Today, we look at another machine learning software library, PyTorch. This is obviously inspired by the Torch project, with the main difference being that PyTorch is made for Python, while Torch is based in Lua. I know all the cool kids are learning Lua, but I already know Python and several other scripting languages, so the marginal utility of another one just isn’t there for me. So it’s nice to see PyTorch available in my environment of choice.

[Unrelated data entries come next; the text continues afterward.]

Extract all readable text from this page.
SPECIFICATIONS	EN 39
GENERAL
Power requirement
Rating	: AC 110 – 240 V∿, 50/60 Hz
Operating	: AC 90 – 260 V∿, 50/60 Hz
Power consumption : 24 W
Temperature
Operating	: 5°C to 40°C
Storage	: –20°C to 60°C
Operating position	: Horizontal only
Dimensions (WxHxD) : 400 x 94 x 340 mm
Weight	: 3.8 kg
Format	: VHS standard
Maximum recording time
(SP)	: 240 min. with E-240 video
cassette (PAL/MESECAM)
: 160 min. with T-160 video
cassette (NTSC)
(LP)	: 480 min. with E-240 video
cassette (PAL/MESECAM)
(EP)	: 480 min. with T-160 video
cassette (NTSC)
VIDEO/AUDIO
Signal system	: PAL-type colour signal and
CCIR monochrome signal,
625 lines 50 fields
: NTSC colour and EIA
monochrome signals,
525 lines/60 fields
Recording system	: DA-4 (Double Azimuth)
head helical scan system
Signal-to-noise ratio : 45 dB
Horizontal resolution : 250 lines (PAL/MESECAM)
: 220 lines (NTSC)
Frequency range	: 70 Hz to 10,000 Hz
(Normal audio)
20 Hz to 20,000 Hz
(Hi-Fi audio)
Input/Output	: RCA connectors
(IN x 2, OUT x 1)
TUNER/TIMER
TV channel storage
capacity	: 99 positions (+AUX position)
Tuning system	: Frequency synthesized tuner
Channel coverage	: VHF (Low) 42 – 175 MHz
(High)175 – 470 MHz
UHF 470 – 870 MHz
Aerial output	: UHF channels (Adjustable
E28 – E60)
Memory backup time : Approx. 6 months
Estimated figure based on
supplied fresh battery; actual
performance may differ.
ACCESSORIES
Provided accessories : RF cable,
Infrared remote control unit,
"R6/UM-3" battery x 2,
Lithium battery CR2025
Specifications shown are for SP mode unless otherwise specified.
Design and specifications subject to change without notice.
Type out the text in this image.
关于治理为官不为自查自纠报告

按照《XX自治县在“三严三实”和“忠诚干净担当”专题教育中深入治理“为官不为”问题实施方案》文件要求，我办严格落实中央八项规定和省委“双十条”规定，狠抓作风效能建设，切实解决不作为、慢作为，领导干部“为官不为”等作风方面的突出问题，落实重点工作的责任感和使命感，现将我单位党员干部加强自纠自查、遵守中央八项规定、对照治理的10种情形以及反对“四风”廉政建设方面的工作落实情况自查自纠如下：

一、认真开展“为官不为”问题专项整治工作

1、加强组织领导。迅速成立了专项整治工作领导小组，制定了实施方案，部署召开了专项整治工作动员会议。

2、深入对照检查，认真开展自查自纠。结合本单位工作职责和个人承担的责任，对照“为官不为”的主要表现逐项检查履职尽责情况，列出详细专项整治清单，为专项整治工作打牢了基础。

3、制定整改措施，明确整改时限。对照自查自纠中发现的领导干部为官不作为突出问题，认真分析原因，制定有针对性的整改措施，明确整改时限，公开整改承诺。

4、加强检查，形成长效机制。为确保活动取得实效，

Overall, PyTorch seems pretty decent. It’s similar to TensorFlow or Theano in that it offers fine-grained control (and specification) over graph-based computations. I did encounter a bug (already reported and couldn’t get the CUDA stuff working, but that might be due to legacy hardware. I did enjoy the interactivity of the computations; you can see right away what’s inside various nodes without having to eval them all the time. This comes with a downside, however, as the “value” inside nodes doesn’t get updated unless you force it, so you could get confused about what value is supposed to be in there. Building a neural network is also unintuitive to me. It seems you have to use a Python class; I tried to work around this, but it’s built-in at a low level. I suspect this is behavior or style inherited from traditional Torch, but I’m not a fan. I strongly prefer Keras’ ability to let me muck around with a model, or TensorFlow/Theano’s generality. If I want to put those models in classes, I can, but only PyTorch seems to force me. For now, I’ll stick with Theano/Keras for regular work since they support my hardware and workflow.